5. maç için Galatasaray yine deplasmanda olacaktı. Bu kez en zorlu yer olan Santiago Bernabeu çimleri önümüzde. Bugüne kadar burada 3 defa Şampiyonlar Ligi maçına çıkan takım, hiçbirinde 3 farktan altını yememişti. İstatistiklerin dibine kadar giren bir adam olarak benim için bu yüksek formlu Galatasaray dahi çok aşırı şansa sahip değildi. Neden olmasın diye elbette söylüyorduk. Takımımız önceki maçlardaki gibi oynayıp, biraz da üstüne koyarsa, buradan en azından bir beraberliği alır ki o da grup liderliği demek dahi olabilirdi. Maç başladı ve nasıl bir gelenekse yine başlarda bir gol yemeyi başardık. Devamında ikinci gol de geldi ve ilk yarı 2-0 Madrid üstünlüğü ile bitti. Yine Real'den burada fark yiyoruz, o kadar iyi durumda olsak da bu takıma burada bir türlü bir şey yapamıyoruz demeye başladık. Maç bitmişti. Aslına bakarsanız onların 3-4 gol pozisyonu vardı 2'si gol oldu. Bizim de 3 civarı vardı. İkinci yarı başladı ve 10 dakika içerisinde bizim takım bir gol buldu. Ataklar devam ediyordu ve 80. Dakikada ikinci gol geliyor dediğimiz an oldu, ancak penaltı kaçırdık. Ayağımıza kadar gelen fırsatı tepmiştik. Artık son 1 dakikaydı, ancak biraz da şansla, şansı da kendimiz yaratarak bir pozisyon oldu ve Galatasraay golü buldu.
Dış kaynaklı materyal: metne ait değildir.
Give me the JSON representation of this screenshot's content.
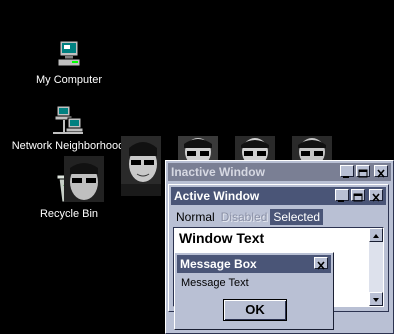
{
  "desktop": {
    "icons": [
      {
        "label": "My Computer",
        "icon": "computer-icon"
      },
      {
        "label": "Network Neighborhood",
        "icon": "network-icon"
      },
      {
        "label": "Recycle Bin",
        "icon": "recycle-bin-icon"
      }
    ],
    "background_color": "#000000"
  },
  "inactive_window": {
    "title": "Inactive Window",
    "titlebar_color": "#7a7f94"
  },
  "active_window": {
    "title": "Active Window",
    "titlebar_color": "#4a5577",
    "menu": {
      "normal": "Normal",
      "disabled": "Disabled",
      "selected": "Selected"
    },
    "window_text": "Window Text"
  },
  "message_box": {
    "title": "Message Box",
    "text": "Message Text",
    "ok_label": "OK"
  },
  "window_face_color": "#b9c0d4"
}
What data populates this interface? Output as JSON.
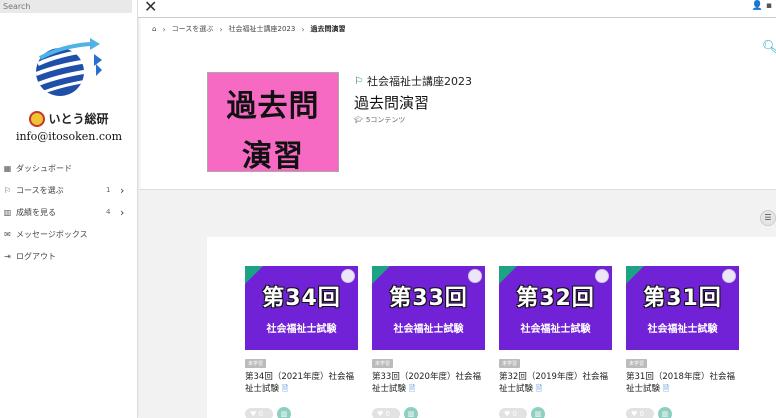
{
  "sidebar": {
    "search_placeholder": "Search",
    "brand_name": "いとう総研",
    "email": "info@itosoken.com",
    "items": [
      {
        "label": "ダッシュボード",
        "icon": "grid-icon",
        "glyph": "▦",
        "count": "",
        "chevron": ""
      },
      {
        "label": "コースを選ぶ",
        "icon": "flag-icon",
        "glyph": "⚐",
        "count": "1",
        "chevron": "›"
      },
      {
        "label": "成績を見る",
        "icon": "chart-icon",
        "glyph": "▥",
        "count": "4",
        "chevron": "›"
      },
      {
        "label": "メッセージボックス",
        "icon": "message-icon",
        "glyph": "✉",
        "count": "",
        "chevron": ""
      },
      {
        "label": "ログアウト",
        "icon": "logout-icon",
        "glyph": "⇥",
        "count": "",
        "chevron": ""
      }
    ]
  },
  "topbar": {
    "close_glyph": "✕",
    "user_glyph": "👤 ▪"
  },
  "breadcrumb": {
    "home_glyph": "⌂",
    "items": [
      "コースを選ぶ",
      "社会福祉士講座2023",
      "過去問演習"
    ]
  },
  "header": {
    "thumb_line1": "過去問",
    "thumb_line2": "演習",
    "course_name": "社会福祉士講座2023",
    "title": "過去問演習",
    "contents": "5コンテンツ"
  },
  "cards": [
    {
      "round": "第34回",
      "exam": "社会福祉士試験",
      "tag": "未学習",
      "title": "第34回（2021年度）社会福祉士試験",
      "likes": "0"
    },
    {
      "round": "第33回",
      "exam": "社会福祉士試験",
      "tag": "未学習",
      "title": "第33回（2020年度）社会福祉士試験",
      "likes": "0"
    },
    {
      "round": "第32回",
      "exam": "社会福祉士試験",
      "tag": "未学習",
      "title": "第32回（2019年度）社会福祉士試験",
      "likes": "0"
    },
    {
      "round": "第31回",
      "exam": "社会福祉士試験",
      "tag": "未学習",
      "title": "第31回（2018年度）社会福祉士試験",
      "likes": "0"
    }
  ],
  "colors": {
    "accent": "#13a8c4",
    "card_bg": "#7222d6",
    "ribbon": "#1ba384",
    "thumb_bg": "#f66ac4"
  }
}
Maç 2-2 bitmişti. İlk defa İspanya'da Real'den fark yemeyi bırakın, puan almıştık. İspanyollar çökmüş kalmıştı. 9 puan olmuştu ve son maçlara 2 farkla giriyorduk. City de evinde kazanmış ve puanını 7'ye çıkarmıştı.
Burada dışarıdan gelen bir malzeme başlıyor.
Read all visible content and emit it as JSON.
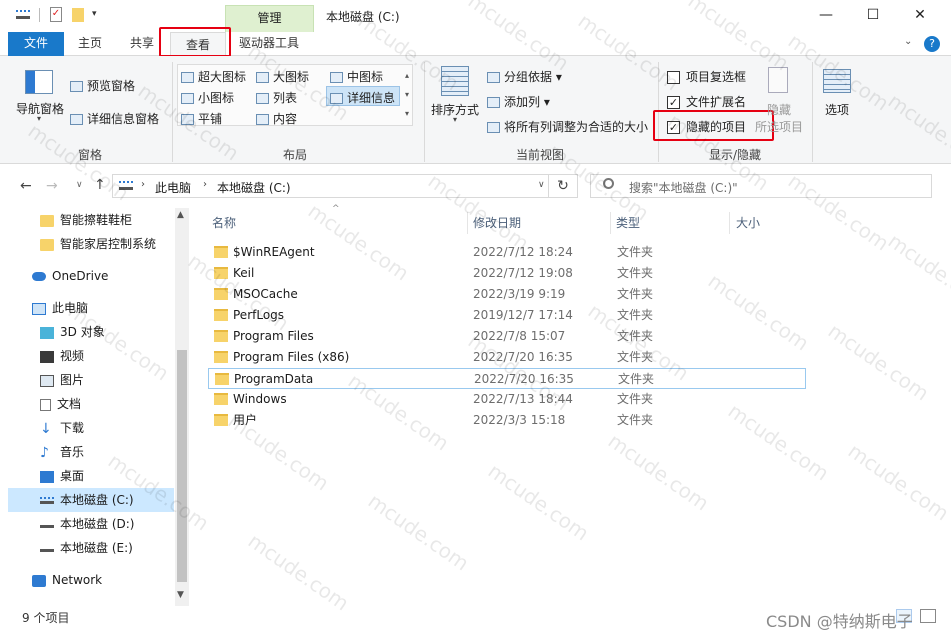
{
  "window": {
    "contextual_tab": "管理",
    "title": "本地磁盘 (C:)",
    "minimize": "—",
    "maximize": "☐",
    "close": "✕"
  },
  "tabs": {
    "file": "文件",
    "home": "主页",
    "share": "共享",
    "view": "查看",
    "drive_tools": "驱动器工具"
  },
  "ribbon": {
    "pane": {
      "nav_pane": "导航窗格",
      "preview_pane": "预览窗格",
      "details_pane": "详细信息窗格",
      "label": "窗格"
    },
    "layout": {
      "extra_large": "超大图标",
      "large": "大图标",
      "medium": "中图标",
      "small": "小图标",
      "list": "列表",
      "details": "详细信息",
      "tiles": "平铺",
      "content": "内容",
      "label": "布局"
    },
    "current_view": {
      "sort_by": "排序方式",
      "group_by": "分组依据",
      "add_columns": "添加列",
      "size_all_columns": "将所有列调整为合适的大小",
      "label": "当前视图"
    },
    "show_hide": {
      "item_checkboxes": "项目复选框",
      "item_checkboxes_checked": false,
      "file_extensions": "文件扩展名",
      "file_extensions_checked": true,
      "hidden_items": "隐藏的项目",
      "hidden_items_checked": true,
      "hide_selected": "隐藏",
      "hide_selected_sub": "所选项目",
      "label": "显示/隐藏"
    },
    "options": "选项"
  },
  "address": {
    "crumb1": "此电脑",
    "crumb2": "本地磁盘 (C:)",
    "refresh": "↻",
    "search_placeholder": "搜索\"本地磁盘 (C:)\""
  },
  "nav": {
    "items": [
      {
        "label": "智能擦鞋鞋柜"
      },
      {
        "label": "智能家居控制系统"
      },
      {
        "label": "OneDrive"
      },
      {
        "label": "此电脑"
      },
      {
        "label": "3D 对象"
      },
      {
        "label": "视频"
      },
      {
        "label": "图片"
      },
      {
        "label": "文档"
      },
      {
        "label": "下载"
      },
      {
        "label": "音乐"
      },
      {
        "label": "桌面"
      },
      {
        "label": "本地磁盘 (C:)"
      },
      {
        "label": "本地磁盘 (D:)"
      },
      {
        "label": "本地磁盘 (E:)"
      },
      {
        "label": "Network"
      }
    ]
  },
  "columns": {
    "name": "名称",
    "date": "修改日期",
    "type": "类型",
    "size": "大小"
  },
  "files": [
    {
      "name": "$WinREAgent",
      "date": "2022/7/12 18:24",
      "type": "文件夹"
    },
    {
      "name": "Keil",
      "date": "2022/7/12 19:08",
      "type": "文件夹"
    },
    {
      "name": "MSOCache",
      "date": "2022/3/19 9:19",
      "type": "文件夹"
    },
    {
      "name": "PerfLogs",
      "date": "2019/12/7 17:14",
      "type": "文件夹"
    },
    {
      "name": "Program Files",
      "date": "2022/7/8 15:07",
      "type": "文件夹"
    },
    {
      "name": "Program Files (x86)",
      "date": "2022/7/20 16:35",
      "type": "文件夹"
    },
    {
      "name": "ProgramData",
      "date": "2022/7/20 16:35",
      "type": "文件夹"
    },
    {
      "name": "Windows",
      "date": "2022/7/13 18:44",
      "type": "文件夹"
    },
    {
      "name": "用户",
      "date": "2022/3/3 15:18",
      "type": "文件夹"
    }
  ],
  "status": {
    "count": "9 个项目"
  },
  "watermark": {
    "text": "mcude.com",
    "credit": "CSDN @特纳斯电子"
  },
  "colors": {
    "accent": "#1979ca",
    "highlight_box": "#e60012",
    "context_tab": "#dff0d0"
  }
}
6. maçlar öncesi 9 puanda Galatasaray ve 7'şer puanda Real Madrid ve Manchester City vardı. Son maç İstanbul'da City ile oynanıyordu ve yenilmemiz demek, büyük oranda grup liderliğinden 3.lüğe düşmemiz demek olacaktı. Muhtemelen Real, Sporting'i yenip 10 olacaktı. Alınacak beraberlik dahi grup lideri yapardı.

Sonuç: 2-1

İlk defa grup lideri oluyorduk. İlk defa Real'den deplasmanda puan almıştık ve daha da önemlisi hiç kaybetmemiştik. 12 puan vardı hanemizde ve 3 galibiyet, 3 de beraberlik yazıyordu. Manchester City Avrupa Ligi'ne giderken, Real Madrid ise ikinci olarak diğer grubun lideri ile eşleşecekti ve onlar için epeyce onur kırıcı bir durumdu. 600 milyonluk takım 100 milyonluk takımın ardında kalmıştı. Hatta bir diğer 400-500 milyonluk takım ilk ikiye dahi girememişti.

"Dünya mı tersine dönüyordu, yoksa bir mucize mi gerçekleşiyordu bilmiyoruz ancak, Galatasaray Avrupa'nın son yıllarda gördüğü en büyük başarılardan birine imza atıyor" diyordu İspanyol AS.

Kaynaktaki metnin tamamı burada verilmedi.